— Я её знаю, и что?
— Закон о президенте тоже знаешь?
— Тоже. Имею некоторое представление.
— Президент где-нибудь назван всемогущим? Я имею в виду не в газетах, а в законодательстве?
— Не назван, но причём здесь название. Ты ведь назначаешь премьер-министра, разве нет?
— Назначаю.
— Назначение силовых министров тоже в твоём ведении, так?
— Так.
— Значит, ты имеешь законное право назначить на ключевые должности правительства своих людей, правильно?
— Премьер-министра должна утвердить Дума, а генерального прокурора — Совет Федерации. Ты рассуждаешь не как юрист, а как бабушка у подъезда, даже слышать странно.
— Ничего странного. С каких пор необходимость парламентского утверждения кандидатуры премьера стала представлять проблему для президента?
— С девяносто первого года. А ты не заметила? Ельцин своих премьеров продавливал в основном через придуманный им институт исполняющих обязанности, но стоит только какому-нибудь одному человеку опротестовать очередной подобный шаг президента в Конституционном суде, и порочная практика прекратится. На худой конец, от парламента потребуются только пара правок в тексте законов о правительстве и, может быть, о президенте, после чего глава государства окончательно упрётся в правительство парламентского большинства.
— Но ведь не упёрся пока?
— Почему не упёрся? Я не могу ничего приказать фракции Единой России в Думе.
— Но можешь назначить исполняющего обязанности премьер-министра.
— Вместо Покровского?
— Вместо Покровского.
— Как ты себе это представляешь?
— Очень просто, тебе нужно только подписать соответствующий указ.
— А если на следующий день против меня будет начата процедура импичмента?
— С какой стати?
— С такой, что закон требует утверждения кандидатуры премьер-министра нижней палатой парламента.
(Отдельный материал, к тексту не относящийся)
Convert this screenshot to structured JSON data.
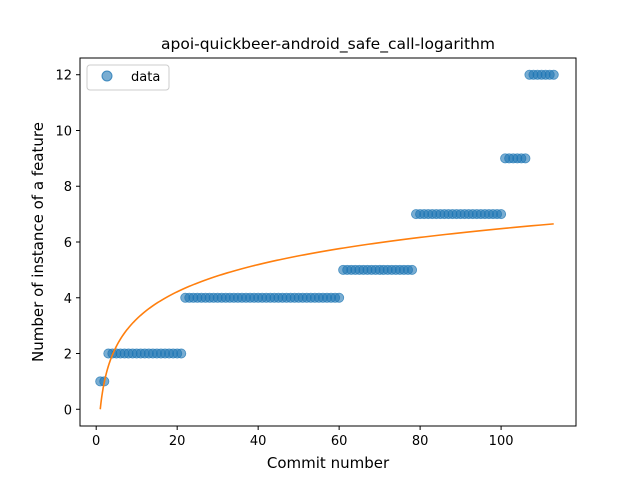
{
  "chart_data": {
    "type": "scatter",
    "title": "apoi-quickbeer-android_safe_call-logarithm",
    "xlabel": "Commit number",
    "ylabel": "Number of instance of a feature",
    "xlim": [
      -4,
      118.5
    ],
    "ylim": [
      -0.6,
      12.6
    ],
    "xticks": [
      0,
      20,
      40,
      60,
      80,
      100
    ],
    "yticks": [
      0,
      2,
      4,
      6,
      8,
      10,
      12
    ],
    "grid": false,
    "legend_position": "top-left",
    "legend": [
      "data"
    ],
    "series": [
      {
        "name": "data",
        "kind": "points",
        "color": "#1f77b4",
        "runs": [
          {
            "x_start": 1,
            "x_end": 2,
            "y": 1
          },
          {
            "x_start": 3,
            "x_end": 21,
            "y": 2
          },
          {
            "x_start": 22,
            "x_end": 60,
            "y": 4
          },
          {
            "x_start": 61,
            "x_end": 78,
            "y": 5
          },
          {
            "x_start": 79,
            "x_end": 100,
            "y": 7
          },
          {
            "x_start": 101,
            "x_end": 106,
            "y": 9
          },
          {
            "x_start": 107,
            "x_end": 113,
            "y": 12
          }
        ]
      },
      {
        "kind": "fit-curve",
        "color": "#ff7f0e",
        "model": "logarithmic",
        "x_range": [
          1,
          113
        ],
        "y_start": 0.0,
        "y_end": 6.65
      }
    ]
  }
}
— То есть, тебе не только Единая Россия не подчиняется, но и генеральный прокурор и Верховный суд, раз ты боишься импичмента?
— А ты думаешь, они мне подчиняются?
— Де-юре — нет.
— Де-факто — тоже.
— Хочешь сказать, у нас в стране воцарилась демократия?
— А ты думаешь иначе?
— Разумеется. Думаю, прогресс по сравнению с советскими временами есть, но полное торжество народовластия пока не наступило.
— А ты можешь сказать, какие изменения существующих реалий убедят тебя в обратном?
— Если говорить о моей профессии, меня вполне устроил бы независимый некоррумпированный суд и вменяемая законодательная база. Но вряд ли можно реформировать страну по частям, поэтому от политического режима никуда не уйдёшь. Тем более, именно политические институты могут повлиять на систему правосудия.
— И что же с политическим режимом?
— Главным итогом успешного реформирования я бы сочла систему государственного устройства, в которой политики боятся избирателей, а не вышестоящего начальства.
— И эти политики кратно поднимут пенсии и пособия, во столько же раз снизят цены и скрутят в бараний рог крупные корпорации?
— Почему?
— Потому что большинство избирателей хочет именно этого.
— Но ведь большинство избирателей уже давно поддерживает Единую Россию, хотя та ничего подобного не делает.
— Они её поддерживают, поскольку считают все остальные партии ещё хуже. Кстати, не такое уж и большинство — чуть больше половины в среднем по стране, в отдельных областях — намного меньше. Якобы ужасную правящую партию, которая якобы подавляет оппозицию и угнетает народ, поддерживает около половины избирателей, а остальные голосуют за другие партии. Ты согласна?
— Согласна, ну и что?
— Какие же ещё доказательства тебе нужны? Я не собираюсь доказывать, будто Россия стала мировым оплотом демократии, но называть её автократическим режимом просто некорректно!
— Тогда у меня к тебе прямой вопрос. Только отвечай тоже прямо, не виляй. Договорились?
— Договорились.
— Каков, по-твоему, был бы уровень электоральной поддержки Единой России и особенно лично Покровского, если бы федеральные телевизионные каналы не контролировались его же собственной администрацией?
Саранцев замолчал и некоторое время смотрел на Корсунскую, пытаясь увидеть на её лице признаки улыбки или другие появления несерьёзности. Солидная образованная женщина, а рассуждает, как восторжённые молокососы на демонстрациях.
— Тогда у меня встречный вопрос: где сейчас была бы вся нынешняя самоотверженная оппозиция, если бы не Покровский? Ты думаешь, во власти?